La question cruellement actuelle de la PMA sans père montre la puissance de ce mythe tenace dans la modernité puis la post-modernité. C’est la volonté d’un individu capricieux qui donne l’ordre du monde. La PMA sans père, stupidement revendiquée par les mouvements féministes et LGBTQI+, obéit à la logique libérale d’une conjonction entre l’offre et la demande. Si le « désir d’enfant » est avéré et cristallise une demande, si l’offre peut y répondre sur un plan médical et technologique, les considérations objectives sur l’équilibre familial, sur la psychologie future d’un enfant privé de la figure structurantes du père, sont balayées d’un revers de main. Le travail d’effacement de la figure paternelle se comprend à la lumière de cette prétention absolutisme de la volonté. Le père est le symbole du donné, de l’antériorité, il est la volonté structurante qui tranche et se substitue à la volonté individuelle de l’enfant avant son âge de raison puis sa majorité.

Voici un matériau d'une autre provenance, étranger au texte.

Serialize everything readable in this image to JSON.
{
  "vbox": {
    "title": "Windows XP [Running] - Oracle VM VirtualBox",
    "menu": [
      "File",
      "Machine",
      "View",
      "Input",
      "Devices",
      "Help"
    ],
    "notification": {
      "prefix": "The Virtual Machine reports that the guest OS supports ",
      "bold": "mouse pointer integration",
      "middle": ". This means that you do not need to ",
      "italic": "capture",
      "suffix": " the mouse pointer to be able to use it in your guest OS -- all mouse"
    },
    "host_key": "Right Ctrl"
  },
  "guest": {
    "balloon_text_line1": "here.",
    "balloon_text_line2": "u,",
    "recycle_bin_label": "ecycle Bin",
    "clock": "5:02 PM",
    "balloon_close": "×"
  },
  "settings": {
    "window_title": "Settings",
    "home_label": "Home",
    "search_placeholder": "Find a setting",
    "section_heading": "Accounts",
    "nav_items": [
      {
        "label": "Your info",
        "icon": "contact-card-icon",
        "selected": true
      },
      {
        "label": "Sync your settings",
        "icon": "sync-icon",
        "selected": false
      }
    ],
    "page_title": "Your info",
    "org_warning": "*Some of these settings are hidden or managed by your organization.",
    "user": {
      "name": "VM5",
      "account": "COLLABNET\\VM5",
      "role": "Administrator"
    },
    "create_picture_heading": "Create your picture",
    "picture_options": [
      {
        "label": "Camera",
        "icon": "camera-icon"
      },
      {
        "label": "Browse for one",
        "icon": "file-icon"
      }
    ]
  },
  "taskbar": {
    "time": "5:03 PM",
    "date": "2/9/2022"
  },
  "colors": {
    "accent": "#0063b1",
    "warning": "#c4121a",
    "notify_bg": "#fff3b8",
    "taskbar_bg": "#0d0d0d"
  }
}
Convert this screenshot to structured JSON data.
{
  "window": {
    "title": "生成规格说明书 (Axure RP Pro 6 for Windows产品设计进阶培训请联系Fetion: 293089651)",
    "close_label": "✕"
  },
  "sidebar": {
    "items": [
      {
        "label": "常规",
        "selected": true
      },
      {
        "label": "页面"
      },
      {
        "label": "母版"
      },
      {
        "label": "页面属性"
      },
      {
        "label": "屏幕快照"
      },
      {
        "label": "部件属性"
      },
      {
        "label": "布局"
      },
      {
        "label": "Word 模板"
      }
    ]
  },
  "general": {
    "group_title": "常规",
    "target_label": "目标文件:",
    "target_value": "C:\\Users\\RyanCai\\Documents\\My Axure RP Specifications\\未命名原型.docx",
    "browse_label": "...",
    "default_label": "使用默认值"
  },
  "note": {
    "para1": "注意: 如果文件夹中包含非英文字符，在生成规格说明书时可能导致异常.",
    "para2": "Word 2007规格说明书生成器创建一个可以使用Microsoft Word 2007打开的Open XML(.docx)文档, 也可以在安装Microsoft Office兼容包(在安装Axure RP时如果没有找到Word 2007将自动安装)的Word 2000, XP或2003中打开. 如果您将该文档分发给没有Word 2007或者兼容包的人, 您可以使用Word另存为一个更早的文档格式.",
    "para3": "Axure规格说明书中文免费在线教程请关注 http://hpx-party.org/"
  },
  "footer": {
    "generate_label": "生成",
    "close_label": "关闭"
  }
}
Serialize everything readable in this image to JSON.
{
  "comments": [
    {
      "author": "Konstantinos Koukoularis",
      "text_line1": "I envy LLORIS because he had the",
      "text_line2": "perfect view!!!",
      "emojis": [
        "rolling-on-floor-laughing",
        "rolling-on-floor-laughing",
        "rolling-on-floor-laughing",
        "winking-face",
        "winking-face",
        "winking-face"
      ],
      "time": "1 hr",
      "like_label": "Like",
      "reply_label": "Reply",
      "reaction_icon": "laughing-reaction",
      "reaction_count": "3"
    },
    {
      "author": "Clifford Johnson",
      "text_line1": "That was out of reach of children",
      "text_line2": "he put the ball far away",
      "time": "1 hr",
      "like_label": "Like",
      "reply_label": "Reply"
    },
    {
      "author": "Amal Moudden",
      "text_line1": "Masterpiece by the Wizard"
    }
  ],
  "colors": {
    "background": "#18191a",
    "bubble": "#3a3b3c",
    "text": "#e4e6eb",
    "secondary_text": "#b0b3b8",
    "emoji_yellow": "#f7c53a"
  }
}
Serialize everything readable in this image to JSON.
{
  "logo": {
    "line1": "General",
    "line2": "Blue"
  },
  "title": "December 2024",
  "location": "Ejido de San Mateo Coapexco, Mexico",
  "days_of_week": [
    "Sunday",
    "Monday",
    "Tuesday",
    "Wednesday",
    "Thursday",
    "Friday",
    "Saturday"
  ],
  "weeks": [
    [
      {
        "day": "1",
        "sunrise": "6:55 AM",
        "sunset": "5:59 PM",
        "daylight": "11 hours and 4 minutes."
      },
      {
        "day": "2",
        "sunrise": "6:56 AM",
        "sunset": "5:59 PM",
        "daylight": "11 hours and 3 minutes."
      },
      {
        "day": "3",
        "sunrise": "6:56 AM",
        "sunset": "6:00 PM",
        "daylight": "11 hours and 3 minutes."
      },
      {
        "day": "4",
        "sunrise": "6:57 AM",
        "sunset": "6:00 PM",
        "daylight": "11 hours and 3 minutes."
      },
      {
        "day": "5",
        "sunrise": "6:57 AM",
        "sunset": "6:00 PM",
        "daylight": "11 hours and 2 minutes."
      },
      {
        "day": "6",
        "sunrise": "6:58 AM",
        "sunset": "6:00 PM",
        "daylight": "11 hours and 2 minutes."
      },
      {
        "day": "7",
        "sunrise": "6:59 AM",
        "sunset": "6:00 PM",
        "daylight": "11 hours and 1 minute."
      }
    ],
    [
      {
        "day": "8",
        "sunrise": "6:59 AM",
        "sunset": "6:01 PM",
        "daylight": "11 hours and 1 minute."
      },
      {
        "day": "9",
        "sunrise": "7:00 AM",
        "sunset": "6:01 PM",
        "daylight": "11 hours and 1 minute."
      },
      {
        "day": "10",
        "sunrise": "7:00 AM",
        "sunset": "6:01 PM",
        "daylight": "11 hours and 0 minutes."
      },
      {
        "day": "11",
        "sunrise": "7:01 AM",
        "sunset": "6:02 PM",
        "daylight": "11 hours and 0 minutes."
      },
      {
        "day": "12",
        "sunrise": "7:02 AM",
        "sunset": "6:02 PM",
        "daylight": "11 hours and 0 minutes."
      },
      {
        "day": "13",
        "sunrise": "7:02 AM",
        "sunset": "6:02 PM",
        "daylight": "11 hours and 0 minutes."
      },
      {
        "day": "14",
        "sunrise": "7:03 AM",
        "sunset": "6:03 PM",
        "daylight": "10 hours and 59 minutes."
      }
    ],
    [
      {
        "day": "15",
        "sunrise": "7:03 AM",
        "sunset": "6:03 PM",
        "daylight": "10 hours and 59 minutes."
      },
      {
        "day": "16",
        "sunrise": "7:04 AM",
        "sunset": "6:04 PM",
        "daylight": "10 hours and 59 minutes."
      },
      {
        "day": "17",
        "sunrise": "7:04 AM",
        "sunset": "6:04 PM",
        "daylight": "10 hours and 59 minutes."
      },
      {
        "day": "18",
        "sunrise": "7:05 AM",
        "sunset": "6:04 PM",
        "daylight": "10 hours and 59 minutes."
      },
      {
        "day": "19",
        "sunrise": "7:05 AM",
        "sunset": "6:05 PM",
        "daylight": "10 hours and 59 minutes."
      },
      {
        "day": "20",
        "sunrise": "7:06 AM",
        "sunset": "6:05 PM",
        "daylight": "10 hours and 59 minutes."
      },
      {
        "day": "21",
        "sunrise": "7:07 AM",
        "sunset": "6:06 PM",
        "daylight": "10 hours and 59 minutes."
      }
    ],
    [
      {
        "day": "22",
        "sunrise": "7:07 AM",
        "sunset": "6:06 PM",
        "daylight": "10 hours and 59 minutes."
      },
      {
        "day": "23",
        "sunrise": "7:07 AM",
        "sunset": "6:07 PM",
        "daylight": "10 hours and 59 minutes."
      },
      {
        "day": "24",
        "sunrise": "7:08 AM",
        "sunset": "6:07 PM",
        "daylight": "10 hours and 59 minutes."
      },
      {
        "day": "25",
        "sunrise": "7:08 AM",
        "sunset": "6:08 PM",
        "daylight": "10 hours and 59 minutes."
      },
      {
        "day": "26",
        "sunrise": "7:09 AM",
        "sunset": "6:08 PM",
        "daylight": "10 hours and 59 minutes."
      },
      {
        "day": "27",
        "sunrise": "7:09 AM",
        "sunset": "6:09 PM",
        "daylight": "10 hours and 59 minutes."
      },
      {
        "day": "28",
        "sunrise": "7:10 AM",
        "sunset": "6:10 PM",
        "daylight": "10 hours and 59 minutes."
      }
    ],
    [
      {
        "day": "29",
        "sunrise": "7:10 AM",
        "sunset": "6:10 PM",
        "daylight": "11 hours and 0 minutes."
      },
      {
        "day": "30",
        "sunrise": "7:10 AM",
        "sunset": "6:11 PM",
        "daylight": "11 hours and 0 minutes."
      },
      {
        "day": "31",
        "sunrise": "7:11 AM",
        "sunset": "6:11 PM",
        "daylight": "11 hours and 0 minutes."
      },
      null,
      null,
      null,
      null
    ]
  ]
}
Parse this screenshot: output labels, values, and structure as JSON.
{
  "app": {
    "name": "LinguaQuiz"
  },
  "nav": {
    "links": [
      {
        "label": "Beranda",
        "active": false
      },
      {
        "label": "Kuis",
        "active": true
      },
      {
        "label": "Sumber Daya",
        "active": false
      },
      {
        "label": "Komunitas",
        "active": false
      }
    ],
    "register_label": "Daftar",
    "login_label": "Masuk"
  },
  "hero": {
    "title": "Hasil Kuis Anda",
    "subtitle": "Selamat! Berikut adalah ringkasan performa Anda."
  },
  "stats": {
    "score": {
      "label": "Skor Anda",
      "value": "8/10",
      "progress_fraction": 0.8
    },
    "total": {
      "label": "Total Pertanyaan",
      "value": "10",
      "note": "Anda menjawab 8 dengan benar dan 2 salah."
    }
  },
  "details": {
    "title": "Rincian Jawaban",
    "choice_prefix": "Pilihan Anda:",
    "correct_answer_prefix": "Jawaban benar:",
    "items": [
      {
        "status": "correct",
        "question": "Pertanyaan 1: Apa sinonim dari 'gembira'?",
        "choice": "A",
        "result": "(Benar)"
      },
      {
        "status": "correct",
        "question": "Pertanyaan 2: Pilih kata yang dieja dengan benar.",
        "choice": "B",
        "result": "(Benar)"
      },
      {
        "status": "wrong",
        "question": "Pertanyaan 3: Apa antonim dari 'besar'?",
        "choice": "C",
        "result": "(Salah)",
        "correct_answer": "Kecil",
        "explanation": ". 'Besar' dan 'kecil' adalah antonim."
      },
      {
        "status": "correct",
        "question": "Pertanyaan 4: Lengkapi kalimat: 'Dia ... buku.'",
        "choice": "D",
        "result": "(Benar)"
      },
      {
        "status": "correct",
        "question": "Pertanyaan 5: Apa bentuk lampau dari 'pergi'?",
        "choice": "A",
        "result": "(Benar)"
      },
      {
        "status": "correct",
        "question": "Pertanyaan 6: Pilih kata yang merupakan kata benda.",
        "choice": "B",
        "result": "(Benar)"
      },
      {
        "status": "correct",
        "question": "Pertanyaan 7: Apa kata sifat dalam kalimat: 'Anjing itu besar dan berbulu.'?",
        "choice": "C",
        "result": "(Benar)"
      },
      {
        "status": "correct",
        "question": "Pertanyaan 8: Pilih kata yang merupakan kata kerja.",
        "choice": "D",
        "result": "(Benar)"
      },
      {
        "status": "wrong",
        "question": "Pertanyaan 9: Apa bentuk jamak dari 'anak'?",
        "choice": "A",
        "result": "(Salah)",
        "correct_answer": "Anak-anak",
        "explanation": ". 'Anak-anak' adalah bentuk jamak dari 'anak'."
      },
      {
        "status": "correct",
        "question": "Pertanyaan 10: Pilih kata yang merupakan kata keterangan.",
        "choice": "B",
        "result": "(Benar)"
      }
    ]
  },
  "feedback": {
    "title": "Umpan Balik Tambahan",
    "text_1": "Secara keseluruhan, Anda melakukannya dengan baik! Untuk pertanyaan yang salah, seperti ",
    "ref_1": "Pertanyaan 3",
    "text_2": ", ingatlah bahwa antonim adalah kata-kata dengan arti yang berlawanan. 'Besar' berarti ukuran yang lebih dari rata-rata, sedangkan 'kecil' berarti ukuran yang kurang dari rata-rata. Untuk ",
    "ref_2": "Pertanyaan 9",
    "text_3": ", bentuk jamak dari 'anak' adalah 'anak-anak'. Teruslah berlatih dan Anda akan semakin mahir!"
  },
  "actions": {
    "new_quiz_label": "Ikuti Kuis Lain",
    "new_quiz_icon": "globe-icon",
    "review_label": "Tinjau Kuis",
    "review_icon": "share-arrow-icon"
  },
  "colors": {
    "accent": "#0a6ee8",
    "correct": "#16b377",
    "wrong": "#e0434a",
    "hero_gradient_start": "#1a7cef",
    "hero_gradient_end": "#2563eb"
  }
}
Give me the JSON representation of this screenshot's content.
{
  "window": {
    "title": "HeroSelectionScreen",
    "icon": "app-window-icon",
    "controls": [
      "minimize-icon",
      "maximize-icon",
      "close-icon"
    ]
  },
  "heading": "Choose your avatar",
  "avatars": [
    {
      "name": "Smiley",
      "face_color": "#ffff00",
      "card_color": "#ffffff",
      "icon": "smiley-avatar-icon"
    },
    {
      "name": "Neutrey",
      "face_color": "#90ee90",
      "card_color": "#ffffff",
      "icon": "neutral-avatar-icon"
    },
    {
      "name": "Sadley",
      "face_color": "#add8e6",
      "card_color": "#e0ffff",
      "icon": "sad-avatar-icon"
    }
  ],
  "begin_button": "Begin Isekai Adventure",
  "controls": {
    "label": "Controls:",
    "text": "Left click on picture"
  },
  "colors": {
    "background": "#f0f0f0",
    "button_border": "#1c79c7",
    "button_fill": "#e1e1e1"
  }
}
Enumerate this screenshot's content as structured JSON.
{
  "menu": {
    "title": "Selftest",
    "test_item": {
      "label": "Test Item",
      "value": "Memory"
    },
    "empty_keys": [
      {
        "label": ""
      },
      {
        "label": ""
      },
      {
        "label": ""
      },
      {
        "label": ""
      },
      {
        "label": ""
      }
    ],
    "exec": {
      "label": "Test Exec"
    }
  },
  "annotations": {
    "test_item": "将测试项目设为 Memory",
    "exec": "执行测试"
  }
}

Ecarter le père, c’est délégitimer l’héritage, l »antériorité, c’est permettre d’installer une société de créditeurs, donc une société intégrale de droits, une société structurée par la concurrence des volonté individuelles, capricieuses et souveraines.
Cette tyrannie de la volonté explique l’artificialisation croissante du monde. Le rapport entre l’homme et la nature est pensé en termes de conflit, de rapport de force. Réaliser son humanité, selon l’idéal des Lumières, c’est s’affranchir de la nature par la volonté individuelle : l’industrialisation, le productivisme échevelé, la bétonnisation généralisée, l’artificialisation du corps humain à travers les tatouages et l’homme augmenté révèlent cette rébellion ontologique de la volonté humaine contre la nature, contre ce qui est donné, alors que l’homme est biberonné au culte de l’acquis. L’existentialisme est le point d’aboutissement de cette tyrannie de la volonté : « l’existence précède l’essence » ; « on ne naît pas femme, on le devient ». On est encore aujourd’hui prisonnier de ce schéma de pensée délétère dans la mesure où la nature est pensée comme postérieure à la volonté, au mépris du simple bon sens et de la réalité objective la plus élémentaire.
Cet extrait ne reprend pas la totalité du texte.